The war between wars.” This is the term that IDF Chief of Staff Lt.-Gen. Benny Gantz uses to describe the covert operations that the military’s special forces carry out during times of apparent quiet.
This war is fought by anonymous commandos whose missions mostly remain unknown to the public, as well as by large parts of the Israeli defense establishment. Once in a while, Israelis get a taste of what this so-called war entails.
Such was the case in April when operatives from the navy’s Flotilla 13 – better known as the Shayetet – boarded the Liberian-flagged HS Beethoven cargo ship as it was sailing almost 300 kilometers from Israel’s coast. The ship had set sail from Lebanon and was on its way to Egypt. The commandos searched the ship for weapons for nearly 12 hours without success.
Last March, a similar operation succeeded. Commandos from the Shayetet, intercepted a cargo ship called Victoria that was carrying some 50 tons of weaponry – including radar-guided anti-ship missiles – and was on its way to Egypt. The arms were believed to be intended for terrorist organizations in the Gaza Strip.
But these are just two examples. A few months ago, The Jerusalem Post revealed that overseas covert operations conducted by the IDF have doubled over the past year, an indication of the growing threats Israel faces in the region.
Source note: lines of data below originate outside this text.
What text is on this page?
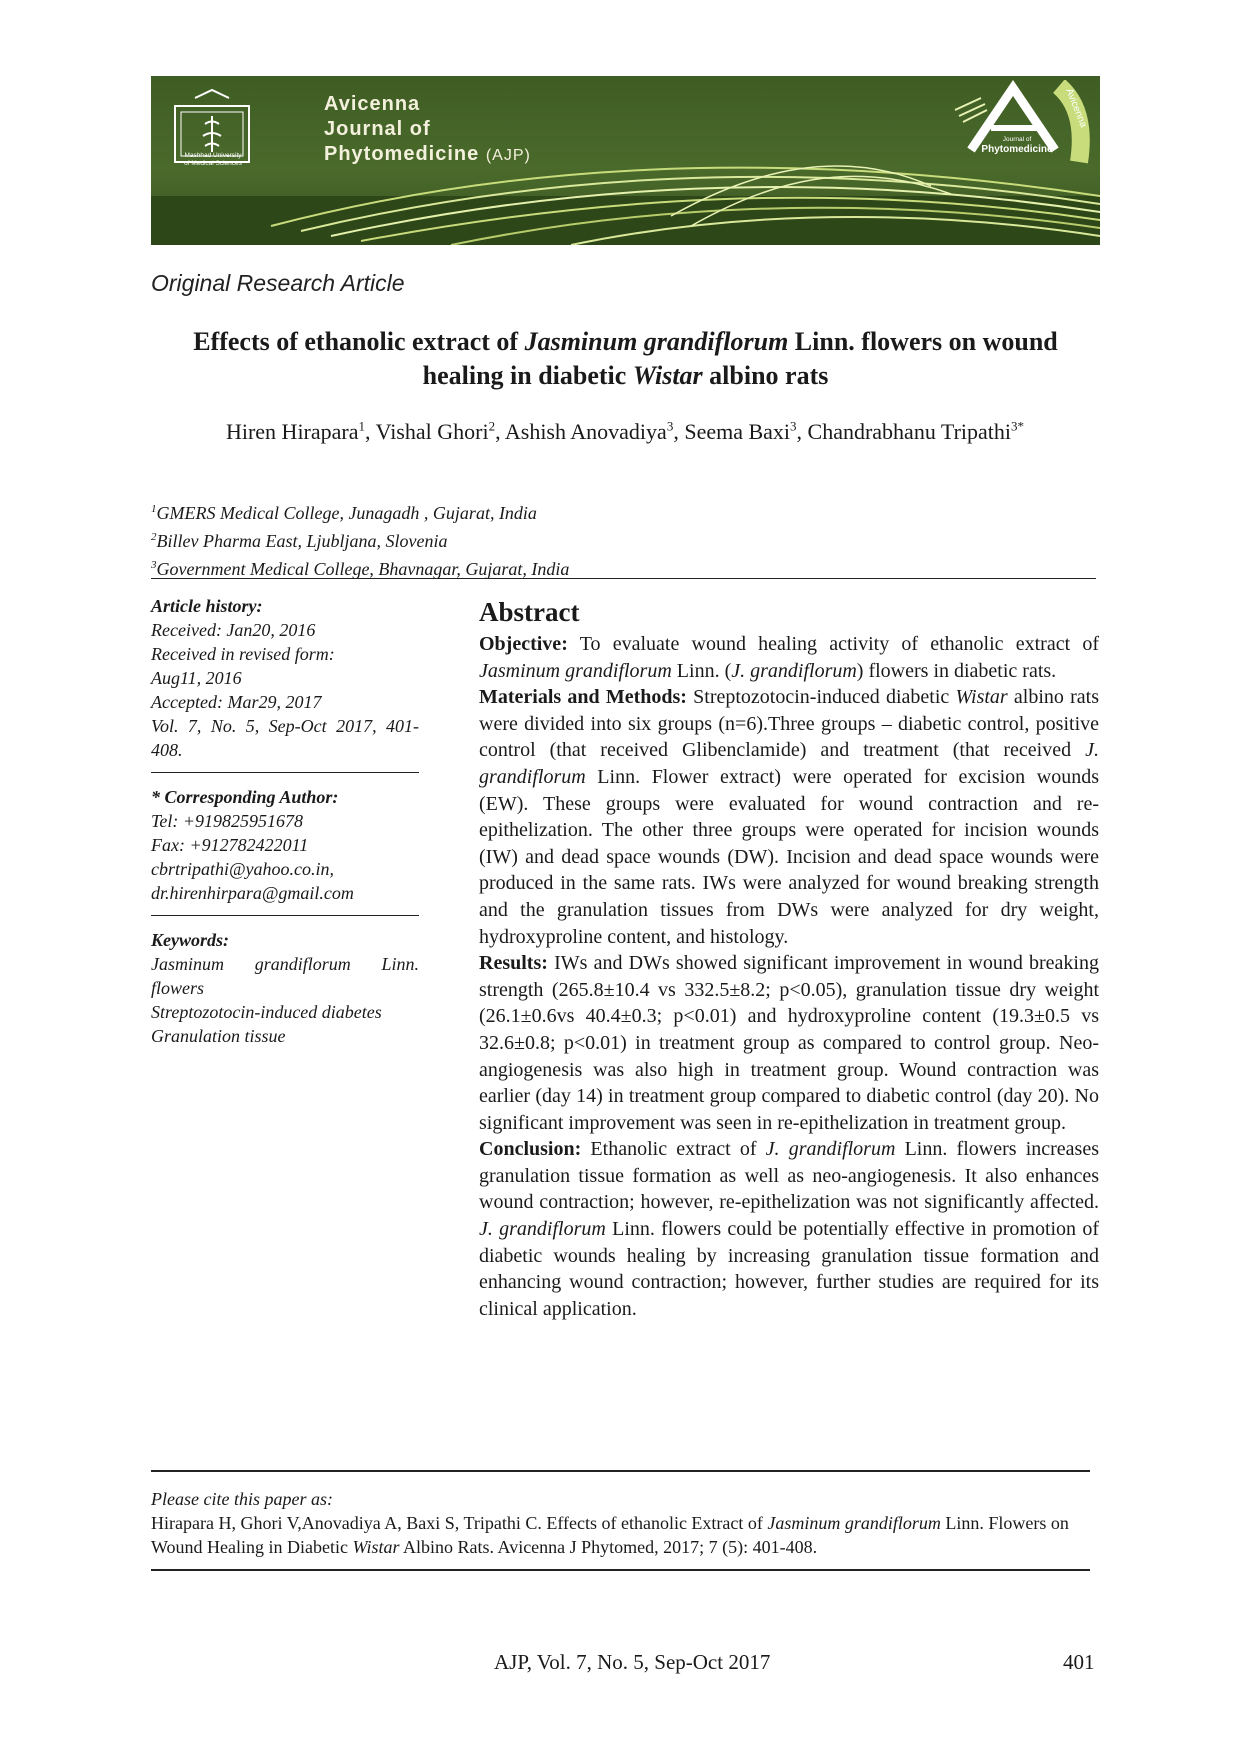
Mashhad University
of Medical Sciences
Avicenna
Journal of
Phytomedicine (AJP)
Avicenna
Journal of
Phytomedicine
Original Research Article
Effects of ethanolic extract of Jasminum grandiflorum Linn. flowers on wound healing in diabetic Wistar albino rats
Hiren Hirapara$^1$, Vishal Ghori$^2$, Ashish Anovadiya$^3$, Seema Baxi$^3$, Chandrabhanu Tripathi$^{3*}$
$^1$GMERS Medical College, Junagadh , Gujarat, India
$^2$Billev Pharma East, Ljubljana, Slovenia
$^3$Government Medical College, Bhavnagar, Gujarat, India
Article history:
Received: Jan20, 2016
Received in revised form:
Aug11, 2016
Accepted: Mar29, 2017
Vol. 7, No. 5, Sep-Oct 2017, 401-408.
* Corresponding Author:
Tel: +919825951678
Fax: +912782422011
cbrtripathi@yahoo.co.in,
dr.hirenhirpara@gmail.com
Keywords:
Jasminum grandiflorum Linn. flowers
Streptozotocin-induced diabetes
Granulation tissue
Abstract

Objective: To evaluate wound healing activity of ethanolic extract of Jasminum grandiflorum Linn. (J. grandiflorum) flowers in diabetic rats.

Materials and Methods: Streptozotocin-induced diabetic Wistar albino rats were divided into six groups (n=6).Three groups – diabetic control, positive control (that received Glibenclamide) and treatment (that received J. grandiflorum Linn. Flower extract) were operated for excision wounds (EW). These groups were evaluated for wound contraction and re-epithelization. The other three groups were operated for incision wounds (IW) and dead space wounds (DW). Incision and dead space wounds were produced in the same rats. IWs were analyzed for wound breaking strength and the granulation tissues from DWs were analyzed for dry weight, hydroxyproline content, and histology.

Results: IWs and DWs showed significant improvement in wound breaking strength (265.8±10.4 vs 332.5±8.2; p<0.05), granulation tissue dry weight (26.1±0.6vs 40.4±0.3; p<0.01) and hydroxyproline content (19.3±0.5 vs 32.6±0.8; p<0.01) in treatment group as compared to control group. Neo-angiogenesis was also high in treatment group. Wound contraction was earlier (day 14) in treatment group compared to diabetic control (day 20). No significant improvement was seen in re-epithelization in treatment group.

Conclusion: Ethanolic extract of J. grandiflorum Linn. flowers increases granulation tissue formation as well as neo-angiogenesis. It also enhances wound contraction; however, re-epithelization was not significantly affected. J. grandiflorum Linn. flowers could be potentially effective in promotion of diabetic wounds healing by increasing granulation tissue formation and enhancing wound contraction; however, further studies are required for its clinical application.

Please cite this paper as:
Hirapara H, Ghori V,Anovadiya A, Baxi S, Tripathi C. Effects of ethanolic Extract of Jasminum grandiflorum Linn. Flowers on Wound Healing in Diabetic Wistar Albino Rats. Avicenna J Phytomed, 2017; 7 (5): 401-408.
AJP, Vol. 7, No. 5, Sep-Oct 2017	401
Most of the details about these operations are classified, including the exact number, but according to foreign reports, the IDF has operated in places such as Sudan, Lebanon and Iran.
The increase in operations is not without purpose and, according to senior officers intimately familiar with the activity, the man responsible for the increase is Gantz, who believes that the IDF cannot sit idly by as its enemies – particularly Hezbollah, Hamas and Islamic Jihad – build up militarily.
“He puts a major emphasis on this so-called war between wars,” a senior member of the IDF General Staff explained recently. “Not only do these operations provide tangible results but they also send a message to our adversaries and boost deterrence.”
Currently, the IDF has three main units that make up its elite commando force – the navy’s Shayetet, the General Staff Reconnaissance Unit – better known as Sayeret Matkal – and the Israel Air Force’s Shaldag Unit, which reportedly conducts target designation for IAF fighter jets behind enemy lines.
After almost a decade of consideration, Gantz finally decided in December to consolidate the elite units under a new formation called the Depth Corps. To lead the corps, Gantz brought out of retirement Maj.-Gen. Shai Avital, a former commander of Sayeret Matkal, who also happens to be a close friend of Defense Minister Ehud Barak.